Dir. Aleksander Ford, Poland, 1960, 172 mins, in Polish with subtitles
Cast: Mieczyslaw Kalenik, Urszula Modrzynska, Grazyna Staniszewska, Andrzej Szalawski, Henryk Borowski
Review by Colin Dibben
Zbyszko (Kalenik) is a young, rural, medieval, Polish nobleman. He falls in love with Danusia (Staniszewska), whose father (Szalawski) has gone outlaw after the German knights of the Teutonic Order killed his wife. The knights claim to be doing the Pope’s work and lord it over the kings of the region. But their intrigue and powerplays and violence are about to lead them into a great battle for the heart and soul of Poland.

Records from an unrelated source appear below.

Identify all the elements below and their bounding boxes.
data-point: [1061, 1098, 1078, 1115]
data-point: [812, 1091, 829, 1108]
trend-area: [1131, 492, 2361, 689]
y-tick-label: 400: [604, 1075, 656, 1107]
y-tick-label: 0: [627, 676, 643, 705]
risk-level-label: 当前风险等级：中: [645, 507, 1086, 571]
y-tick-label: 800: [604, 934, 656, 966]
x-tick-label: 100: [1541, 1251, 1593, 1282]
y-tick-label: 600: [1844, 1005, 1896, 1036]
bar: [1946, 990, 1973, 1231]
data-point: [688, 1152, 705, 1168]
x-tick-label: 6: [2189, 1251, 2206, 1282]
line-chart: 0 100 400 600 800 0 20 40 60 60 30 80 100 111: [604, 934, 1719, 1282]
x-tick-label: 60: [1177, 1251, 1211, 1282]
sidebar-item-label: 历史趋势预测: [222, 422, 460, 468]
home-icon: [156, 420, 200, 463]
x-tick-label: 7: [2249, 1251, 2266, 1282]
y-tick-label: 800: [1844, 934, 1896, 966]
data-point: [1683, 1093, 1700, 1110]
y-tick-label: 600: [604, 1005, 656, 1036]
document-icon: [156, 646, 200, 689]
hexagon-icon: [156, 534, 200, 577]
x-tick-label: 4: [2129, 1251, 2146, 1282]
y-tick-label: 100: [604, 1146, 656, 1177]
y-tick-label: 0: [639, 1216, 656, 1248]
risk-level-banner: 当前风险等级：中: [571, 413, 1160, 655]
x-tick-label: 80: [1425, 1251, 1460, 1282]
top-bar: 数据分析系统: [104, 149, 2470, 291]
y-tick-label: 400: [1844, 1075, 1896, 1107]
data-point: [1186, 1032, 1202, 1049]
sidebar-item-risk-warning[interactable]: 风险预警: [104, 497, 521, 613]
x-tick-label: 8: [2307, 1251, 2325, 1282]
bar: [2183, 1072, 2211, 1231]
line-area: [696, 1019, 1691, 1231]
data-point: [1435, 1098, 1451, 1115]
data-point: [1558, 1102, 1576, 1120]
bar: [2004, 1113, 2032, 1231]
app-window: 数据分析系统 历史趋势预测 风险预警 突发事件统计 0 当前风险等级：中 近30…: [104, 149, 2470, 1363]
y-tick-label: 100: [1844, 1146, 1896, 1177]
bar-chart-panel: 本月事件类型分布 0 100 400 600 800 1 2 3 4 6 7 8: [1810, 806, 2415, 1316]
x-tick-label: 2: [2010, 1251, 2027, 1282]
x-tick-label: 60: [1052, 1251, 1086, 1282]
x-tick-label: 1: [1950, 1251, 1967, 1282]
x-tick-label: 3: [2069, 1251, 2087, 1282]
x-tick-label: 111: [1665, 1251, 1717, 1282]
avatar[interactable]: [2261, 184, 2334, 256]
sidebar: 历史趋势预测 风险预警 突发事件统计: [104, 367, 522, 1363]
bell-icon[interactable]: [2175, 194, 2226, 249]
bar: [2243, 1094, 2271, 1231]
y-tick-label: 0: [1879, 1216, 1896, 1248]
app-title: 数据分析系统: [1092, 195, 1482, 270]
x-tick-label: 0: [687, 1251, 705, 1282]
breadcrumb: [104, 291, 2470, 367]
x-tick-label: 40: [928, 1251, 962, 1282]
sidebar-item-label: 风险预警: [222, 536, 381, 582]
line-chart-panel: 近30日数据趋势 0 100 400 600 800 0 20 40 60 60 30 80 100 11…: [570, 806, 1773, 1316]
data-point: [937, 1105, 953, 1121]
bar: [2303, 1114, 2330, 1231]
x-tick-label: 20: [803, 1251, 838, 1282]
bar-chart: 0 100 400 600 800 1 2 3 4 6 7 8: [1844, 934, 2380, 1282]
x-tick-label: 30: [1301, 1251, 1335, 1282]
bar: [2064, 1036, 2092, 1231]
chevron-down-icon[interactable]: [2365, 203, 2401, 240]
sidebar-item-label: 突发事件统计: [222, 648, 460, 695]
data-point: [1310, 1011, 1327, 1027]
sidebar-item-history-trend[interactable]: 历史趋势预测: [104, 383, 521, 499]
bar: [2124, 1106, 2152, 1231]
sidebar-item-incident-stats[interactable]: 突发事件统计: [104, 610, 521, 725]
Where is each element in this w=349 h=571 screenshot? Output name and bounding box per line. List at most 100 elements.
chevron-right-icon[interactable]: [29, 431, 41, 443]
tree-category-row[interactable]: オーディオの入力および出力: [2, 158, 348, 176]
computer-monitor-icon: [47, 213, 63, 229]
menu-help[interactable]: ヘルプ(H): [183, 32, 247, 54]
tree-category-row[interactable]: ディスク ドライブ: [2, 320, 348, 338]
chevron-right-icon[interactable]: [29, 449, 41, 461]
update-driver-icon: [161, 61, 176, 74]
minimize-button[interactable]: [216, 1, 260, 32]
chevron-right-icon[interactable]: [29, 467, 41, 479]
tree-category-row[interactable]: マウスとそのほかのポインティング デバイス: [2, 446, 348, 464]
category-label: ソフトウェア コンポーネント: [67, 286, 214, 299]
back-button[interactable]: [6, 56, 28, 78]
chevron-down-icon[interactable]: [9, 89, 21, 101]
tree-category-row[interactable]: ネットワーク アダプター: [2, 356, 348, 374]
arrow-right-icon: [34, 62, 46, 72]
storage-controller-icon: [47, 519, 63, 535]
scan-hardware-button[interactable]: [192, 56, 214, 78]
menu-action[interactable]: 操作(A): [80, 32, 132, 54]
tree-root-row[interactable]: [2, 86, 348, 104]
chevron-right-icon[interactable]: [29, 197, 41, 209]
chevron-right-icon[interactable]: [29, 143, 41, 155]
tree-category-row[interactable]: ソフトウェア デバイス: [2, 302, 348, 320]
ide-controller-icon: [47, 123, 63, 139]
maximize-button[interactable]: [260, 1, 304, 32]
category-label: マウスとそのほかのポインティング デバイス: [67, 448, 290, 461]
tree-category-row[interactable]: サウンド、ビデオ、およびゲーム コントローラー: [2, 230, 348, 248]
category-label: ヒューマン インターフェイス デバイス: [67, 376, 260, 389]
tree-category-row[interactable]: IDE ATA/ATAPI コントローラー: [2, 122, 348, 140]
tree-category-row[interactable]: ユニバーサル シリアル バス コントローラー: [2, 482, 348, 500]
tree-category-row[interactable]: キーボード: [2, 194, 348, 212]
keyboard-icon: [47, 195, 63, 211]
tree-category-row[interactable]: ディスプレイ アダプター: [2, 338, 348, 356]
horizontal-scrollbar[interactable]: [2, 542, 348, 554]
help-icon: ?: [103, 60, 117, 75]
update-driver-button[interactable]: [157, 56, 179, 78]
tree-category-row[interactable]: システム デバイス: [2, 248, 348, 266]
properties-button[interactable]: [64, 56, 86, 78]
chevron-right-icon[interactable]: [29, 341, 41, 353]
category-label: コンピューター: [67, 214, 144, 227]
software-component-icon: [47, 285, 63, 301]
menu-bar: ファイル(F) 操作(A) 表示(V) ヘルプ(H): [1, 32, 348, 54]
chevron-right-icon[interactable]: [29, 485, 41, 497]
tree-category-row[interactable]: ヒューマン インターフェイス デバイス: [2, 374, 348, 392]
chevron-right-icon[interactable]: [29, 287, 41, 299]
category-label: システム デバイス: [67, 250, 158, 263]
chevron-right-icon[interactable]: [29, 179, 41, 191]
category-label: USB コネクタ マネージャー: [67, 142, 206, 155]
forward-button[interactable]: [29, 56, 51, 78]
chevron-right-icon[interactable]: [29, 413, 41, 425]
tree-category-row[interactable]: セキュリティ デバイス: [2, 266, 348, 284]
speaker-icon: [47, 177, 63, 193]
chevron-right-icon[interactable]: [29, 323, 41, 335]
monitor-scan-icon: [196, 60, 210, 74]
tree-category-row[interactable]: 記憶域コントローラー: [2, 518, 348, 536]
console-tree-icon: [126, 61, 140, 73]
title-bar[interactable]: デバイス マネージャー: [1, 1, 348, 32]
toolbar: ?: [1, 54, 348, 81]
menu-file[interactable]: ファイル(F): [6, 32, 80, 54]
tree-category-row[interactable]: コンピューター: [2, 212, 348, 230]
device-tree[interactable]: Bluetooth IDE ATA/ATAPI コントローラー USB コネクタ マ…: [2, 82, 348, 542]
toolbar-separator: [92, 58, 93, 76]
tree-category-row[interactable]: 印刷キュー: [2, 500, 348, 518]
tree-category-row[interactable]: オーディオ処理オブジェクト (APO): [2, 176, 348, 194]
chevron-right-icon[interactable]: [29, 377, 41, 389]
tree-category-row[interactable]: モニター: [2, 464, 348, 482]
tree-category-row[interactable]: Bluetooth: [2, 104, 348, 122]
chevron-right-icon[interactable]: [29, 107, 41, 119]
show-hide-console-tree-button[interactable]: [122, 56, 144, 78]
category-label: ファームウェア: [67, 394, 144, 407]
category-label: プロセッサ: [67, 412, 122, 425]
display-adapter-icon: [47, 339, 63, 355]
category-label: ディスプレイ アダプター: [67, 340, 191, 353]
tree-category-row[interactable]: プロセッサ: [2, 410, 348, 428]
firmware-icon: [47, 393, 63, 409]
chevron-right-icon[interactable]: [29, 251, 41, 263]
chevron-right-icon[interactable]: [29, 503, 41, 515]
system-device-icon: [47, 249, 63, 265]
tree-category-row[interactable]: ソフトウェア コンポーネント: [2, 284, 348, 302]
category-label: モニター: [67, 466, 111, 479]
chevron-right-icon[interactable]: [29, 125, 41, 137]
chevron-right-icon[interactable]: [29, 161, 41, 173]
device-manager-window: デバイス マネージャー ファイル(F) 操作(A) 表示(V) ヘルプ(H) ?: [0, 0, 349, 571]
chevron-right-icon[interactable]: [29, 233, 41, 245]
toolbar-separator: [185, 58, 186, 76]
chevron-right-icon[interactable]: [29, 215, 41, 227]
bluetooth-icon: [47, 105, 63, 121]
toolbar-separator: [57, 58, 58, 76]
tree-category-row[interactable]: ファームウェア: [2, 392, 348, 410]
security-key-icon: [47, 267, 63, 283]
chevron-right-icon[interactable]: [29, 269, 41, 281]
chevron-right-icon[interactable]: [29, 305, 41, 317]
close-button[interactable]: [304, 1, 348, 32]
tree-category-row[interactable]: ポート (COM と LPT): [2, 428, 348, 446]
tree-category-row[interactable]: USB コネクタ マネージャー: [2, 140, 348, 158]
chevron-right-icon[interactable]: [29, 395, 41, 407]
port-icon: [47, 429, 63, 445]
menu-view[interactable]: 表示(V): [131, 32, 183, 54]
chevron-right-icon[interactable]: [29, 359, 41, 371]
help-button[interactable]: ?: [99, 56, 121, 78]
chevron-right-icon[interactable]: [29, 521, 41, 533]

Director Ford is fond of long, close-up tracking shots over milieus like forest army camps, castle feasts and lowdown inns, and they are the best thing here. A very nicely edited montage sequence at the beginning of the film gives the discerning viewer expectations that the rest of the film fails to live up to. It is cheesy and stodgy throughout, without any of the audacious undercuttings of drama that marked another Polish blockbuster, Pharoah, a few years later.
All the actors look like they are just delivering lines, none of them come alive in any way – or otherwise suggests a meta-angle to the events on screen. I suspect this didn’t even work well at the time as propaganda – the history at times of both setting and production was just too complex.
Things look pretty good in this 2K restoration, but that only accentuates that the whole thing looks like a dull Technicolor Hollywood medieval drama – just made in Poland.
Knights of the Teutonic Order is out on Blu-ray on 23 February 2026.